Is this a perfect forwarding function? Or does the creation of a temporary T make it non-perfect? T is a trivial class.
template<class T, typename... Args>
void foo(Args&&... args)
{
bar(T{std::forward<Args>(args)...});
}
If it is a perfect forwarding function I expect it to incur no overhead, but creating a T must incur overhead unless a suitable optimisation is available to the compiler.
Perfect forwarding doesn't mean no overhead, and in current C++, perfect forwarding always has the potential to create undesired temporary objects. For example:
class C { C(int); };
void foo(C c);
template <class Arg>
void bar(Arg&& arg) {
foo(std::forward<Arg>(arg));
}
C getC();
int main() {
foo(getC());
bar(getC());
}
In the call foo(getC()), guaranteed copy elision occurs, and the return statement in getC constructs the C object directly into the parameter c of foo, with no copies or moves taking place. In the call bar(getC()), which uses perfect forwarding, the prvalue getC() is materialized first in order to be bound to the reference parameter of bar, and then the move constructor of C is called in order to initialize c from std::forward<Arg>(arg).

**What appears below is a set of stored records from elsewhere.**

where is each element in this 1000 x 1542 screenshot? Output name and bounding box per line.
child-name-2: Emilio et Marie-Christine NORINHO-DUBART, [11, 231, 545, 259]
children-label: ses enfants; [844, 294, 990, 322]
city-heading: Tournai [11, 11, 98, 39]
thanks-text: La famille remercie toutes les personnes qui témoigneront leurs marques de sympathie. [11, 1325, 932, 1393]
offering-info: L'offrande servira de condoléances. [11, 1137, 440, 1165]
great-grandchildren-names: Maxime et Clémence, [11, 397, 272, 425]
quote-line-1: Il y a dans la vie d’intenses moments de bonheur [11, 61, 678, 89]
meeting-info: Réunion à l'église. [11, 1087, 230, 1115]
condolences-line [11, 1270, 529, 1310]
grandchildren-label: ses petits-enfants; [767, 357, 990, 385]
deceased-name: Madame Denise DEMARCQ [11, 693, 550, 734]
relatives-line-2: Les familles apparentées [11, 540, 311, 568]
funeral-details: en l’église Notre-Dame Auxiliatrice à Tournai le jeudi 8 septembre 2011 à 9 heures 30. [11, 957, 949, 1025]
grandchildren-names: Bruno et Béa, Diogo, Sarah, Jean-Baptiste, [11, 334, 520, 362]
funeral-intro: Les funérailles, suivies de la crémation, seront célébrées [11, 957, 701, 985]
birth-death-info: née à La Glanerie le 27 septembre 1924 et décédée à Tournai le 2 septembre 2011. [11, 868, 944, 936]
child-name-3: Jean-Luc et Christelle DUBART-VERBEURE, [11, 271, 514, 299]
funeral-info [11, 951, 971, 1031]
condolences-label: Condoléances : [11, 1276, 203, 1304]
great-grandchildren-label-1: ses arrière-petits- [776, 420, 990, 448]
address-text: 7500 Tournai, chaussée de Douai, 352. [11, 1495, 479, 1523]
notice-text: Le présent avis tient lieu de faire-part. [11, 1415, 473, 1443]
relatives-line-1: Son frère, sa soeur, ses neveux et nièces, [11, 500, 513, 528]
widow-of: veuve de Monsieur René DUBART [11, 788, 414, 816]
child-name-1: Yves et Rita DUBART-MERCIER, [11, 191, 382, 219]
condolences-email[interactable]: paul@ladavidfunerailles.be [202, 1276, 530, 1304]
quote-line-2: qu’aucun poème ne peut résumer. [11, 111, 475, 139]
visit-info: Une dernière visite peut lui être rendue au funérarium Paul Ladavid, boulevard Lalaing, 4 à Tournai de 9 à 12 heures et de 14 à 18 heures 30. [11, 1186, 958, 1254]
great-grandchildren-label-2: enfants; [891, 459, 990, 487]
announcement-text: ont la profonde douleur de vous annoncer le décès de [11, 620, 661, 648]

You might say that perfect forwarding isn't perfect.
Anyway, what "perfect forwarding" means, then, is that lvalues are forwarded as lvalues of the same type, and rvalues are forwarded as rvalues of the same type. In your original example, lvalues passed to foo are forwarded as lvalues of the same type to the constructor of T, and rvalues passed to foo are forwarded as rvalues of the same type to the constructor of T. So yes, you have perfect forwarding here.